Data archiving is important in all phases of the project. Currently, for example, engineering and test data from the commissioning and early operation of plant systems is being stored. This data helps in the evaluation of performance in the short term, and it is stored for the long term to keep a record of how the machine was built for future analysis and to inform future designs.

Data is also used to find tiny problems that might not otherwise manifest themselves for weeks or months. "During commissioning, sometimes you look for defects that are not directly measurable," says Bertrand Bauvir, leader of ITER's Central Control Integration Section. "You operate for a long time, and you archive all the data. Sometimes finding a problem is like looking for a needle in the haystack."

As an example, a motor and a pump might be mechanically misaligned. This might be spotted through higher-than-expected electrical current measurements or features in the data from vibration sensors. Data collected on the electrical current consumption in the motor, the rotation speed, and the pressure inside the compressor can be used by the commissioning engineers to determine whether equipment is operating as expected.
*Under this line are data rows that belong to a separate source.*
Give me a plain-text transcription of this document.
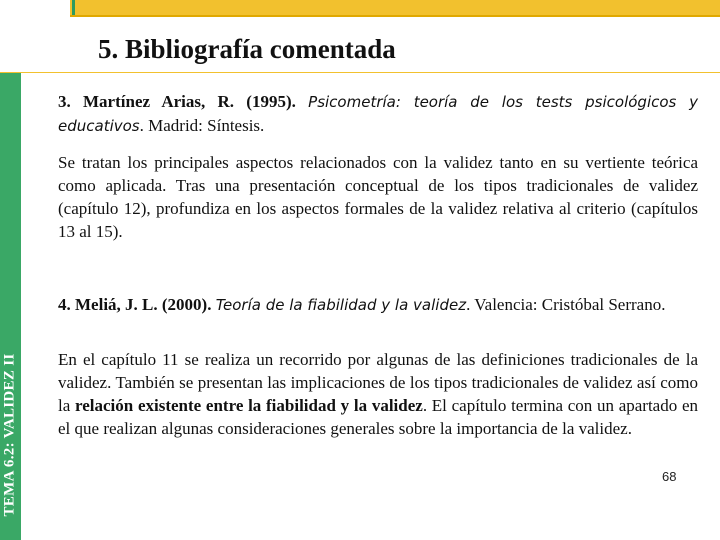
5. Bibliografía comentada
TEMA 6.2: VALIDEZ II

3. Martínez Arias, R. (1995). Psicometría: teoría de los tests psicológicos y educativos. Madrid: Síntesis.

Se tratan los principales aspectos relacionados con la validez tanto en su vertiente teórica como aplicada. Tras una presentación conceptual de los tipos tradicionales de validez (capítulo 12), profundiza en los aspectos formales de la validez relativa al criterio (capítulos 13 al 15).

4. Meliá, J. L. (2000). Teoría de la fiabilidad y la validez. Valencia: Cristóbal Serrano.

En el capítulo 11 se realiza un recorrido por algunas de las definiciones tradicionales de la validez. También se presentan las implicaciones de los tipos tradicionales de validez así como la relación existente entre la fiabilidad y la validez. El capítulo termina con un apartado en el que realizan algunas consideraciones generales sobre la importancia de la validez.

68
In the cryoplant, where a lot of gaseous helium is stored, a tiny leak cannot be detected immediately. But as the tanks fill up with gas over several months, some of the physics measurements taken inside the tanks will drift slowly, providing a clue. Here too, stored data is valuable in the interpretation of tiny features over very long periods of time.

Once operations begin, diagnostic data will be archived during each pulse to help scientists learn from experiments. The data will be analyzed minutes and days after each pulse—and it will be stored for future analysis and shared with scientists around the world. It will probably be useful for decades to come.

Data will also help operators adjust configurations for subsequent pulses, and scientists and engineers to conduct post-pulse analyses—an important endeavor not only when failure occurs, but under normal circumstances to compare real-life behaviour with that predicted by simulators. Most of all, though, the data will lead to new and surprising discoveries.